Peer Assessment Toolkit

This toolkit is to support collaborative efforts to learn from singular events.  The peer assessment process is designed to engage public health and other professionals in the analysis of a public health system’s response to an emergency, by identifying root causes of successes and failures and highlighting lessons that can be institutionalized by the responding public health system and others to improve future responses. In this toolkit is information about: a definition of peer assessment, a rationale for peer assessment, the intended users of this toolkits, a glossary of terns, peer-assessment major components, initiating a peer-assessment, master activities list, conducting a peer-assessment, and how to conduct a facilitated lookback for public health emergency preparedness as well as other options for conducting an on-site meeting and root cause analysis.

Preparedness Logic Model

This report focuses on the development of a public health emergency preparedness logic model for the European context, particularly on cross‐border threats to health that can be used as the basis for identifying public health emergency preparedness (PHEP) systems’ current level of preparedness. The paper begins with a summary of the salient aspects of the European public health emergency preparedness context. The first section describes the role of logic models in the development of measurement and assessment systems, particularly in distinguishing between capabilities and capacities. The paper then proceeds to describe the method used for identifying both the critical capabilities and capacities in the European context.
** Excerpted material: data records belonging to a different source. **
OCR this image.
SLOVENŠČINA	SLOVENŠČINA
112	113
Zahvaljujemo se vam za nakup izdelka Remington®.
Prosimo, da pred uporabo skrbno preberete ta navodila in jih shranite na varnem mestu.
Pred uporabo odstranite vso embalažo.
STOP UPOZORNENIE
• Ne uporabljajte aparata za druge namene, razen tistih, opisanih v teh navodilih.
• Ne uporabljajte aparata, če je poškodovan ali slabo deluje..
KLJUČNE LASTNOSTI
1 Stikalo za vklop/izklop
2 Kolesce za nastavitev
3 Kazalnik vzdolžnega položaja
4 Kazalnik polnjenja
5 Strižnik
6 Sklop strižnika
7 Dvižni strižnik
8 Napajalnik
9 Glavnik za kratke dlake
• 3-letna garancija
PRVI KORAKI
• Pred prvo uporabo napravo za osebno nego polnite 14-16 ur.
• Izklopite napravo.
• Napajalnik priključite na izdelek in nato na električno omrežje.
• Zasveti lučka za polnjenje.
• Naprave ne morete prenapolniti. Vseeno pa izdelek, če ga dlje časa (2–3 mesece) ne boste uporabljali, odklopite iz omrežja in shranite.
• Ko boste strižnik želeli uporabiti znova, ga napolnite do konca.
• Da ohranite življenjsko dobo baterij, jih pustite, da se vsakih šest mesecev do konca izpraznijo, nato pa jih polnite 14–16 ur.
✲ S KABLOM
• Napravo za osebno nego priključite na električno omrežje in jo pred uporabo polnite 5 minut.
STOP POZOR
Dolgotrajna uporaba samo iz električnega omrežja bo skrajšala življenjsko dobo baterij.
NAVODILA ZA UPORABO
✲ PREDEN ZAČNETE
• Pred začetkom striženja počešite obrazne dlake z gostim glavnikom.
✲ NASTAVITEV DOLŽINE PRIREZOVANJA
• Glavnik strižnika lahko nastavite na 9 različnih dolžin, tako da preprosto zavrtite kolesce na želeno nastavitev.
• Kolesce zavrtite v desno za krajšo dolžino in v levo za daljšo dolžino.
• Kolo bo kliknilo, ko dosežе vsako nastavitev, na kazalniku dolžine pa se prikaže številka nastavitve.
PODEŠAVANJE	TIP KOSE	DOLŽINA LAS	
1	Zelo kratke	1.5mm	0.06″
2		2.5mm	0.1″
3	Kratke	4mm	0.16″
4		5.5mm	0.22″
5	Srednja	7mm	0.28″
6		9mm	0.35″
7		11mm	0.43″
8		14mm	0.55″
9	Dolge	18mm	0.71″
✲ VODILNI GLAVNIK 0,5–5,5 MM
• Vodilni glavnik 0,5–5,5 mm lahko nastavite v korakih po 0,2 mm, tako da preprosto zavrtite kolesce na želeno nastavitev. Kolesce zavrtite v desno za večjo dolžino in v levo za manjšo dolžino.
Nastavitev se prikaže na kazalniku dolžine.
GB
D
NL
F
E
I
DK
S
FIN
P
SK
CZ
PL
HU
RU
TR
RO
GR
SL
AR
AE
Preparedness Core Competencies Model

This report was commissioned by the European Centre for Disease Prevention and Control (ECDC) and focuses on the development of emergency preparedness core competencies in the European context. With the eventual goal of developing competency- based training programs intended to improve public health emergency preparedness (PHEP), the authors developed an ECDC public health emergency preparedness logic model. This logic model provides a structure for assessing preparedness in the European Member States and, in its list of public health emergency preparedness capabilities, a language for describing and identifying gaps in the knowledge and skills of public health and preparedness professionals.

Emergency Risk Communication Item Bank

The Emergency Risk Communication Item Bank was developed by the EPREP Program and provides a user-friendly platform for survey development. To build their survey, users may select items from six domains (Awareness and Knowledge, Communication Behaviors, Emotional Reactions, Preparedness Behaviors, Risk Perception, Social and Demographics Factors), or select a pre-developed survey that was used in one of four real emergencies (2010 MA Water Crisis, 2014 West Virginia Water Crisis, 2009 H1N1 Pandemic, 2012 MERS Outbreak).